So I guess the only interpretation of faradays law is through the lorentz force interpretation. Thanks for your help!

Philip Wood
Gold Member
I used to think that motional emf could be subsumed into a rate-of-change-of-flux-linkage phenomenon by incorporating the moving conductor into a closed loop (which need not even be conducting). Then the loop area changes as the conductor moves, so there's a change of flux linkage. But there are cases like the Faraday disc which it's difficult to see as cases of circuit area changing. I believe Feynman cites other such cases.
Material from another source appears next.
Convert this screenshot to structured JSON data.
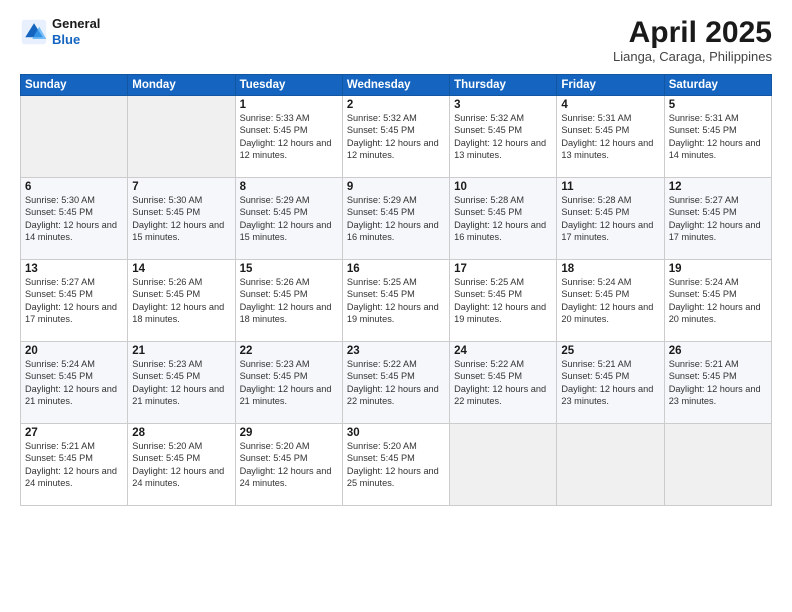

So I think that for a moving conductor it's better to regard $\frac{d \Phi}{dt}$ as rate of cutting of flux, which it's easy to show is equivalent to $(\vec{v}\times \vec{b}).d \vec{l}$, based on the magnetic Lorentz force.

vanhees71
$$\vec{\nabla} \times \vec{E}=-\frac{1}{c} \partial_t \vec{B}.$$
$$\int_{\partial S} \mathrm{d} \vec{r} \cdot \vec{E}=-\frac{1}{c} \int_S \mathrm{d}^2 \vec{f} \cdot \partial_t \vec{B}.$$
$$\int_{\partial S} \mathrm{d} \vec{r} \cdot \left (\vec{E}+\frac{\vec{v}}{c} \times \vec{B} \right )=-\frac{1}{c} \frac{\mathrm{d}}{\mathrm{d} t} \int_S \mathrm{d}^2 \vec{f} \cdot \vec{B}.$$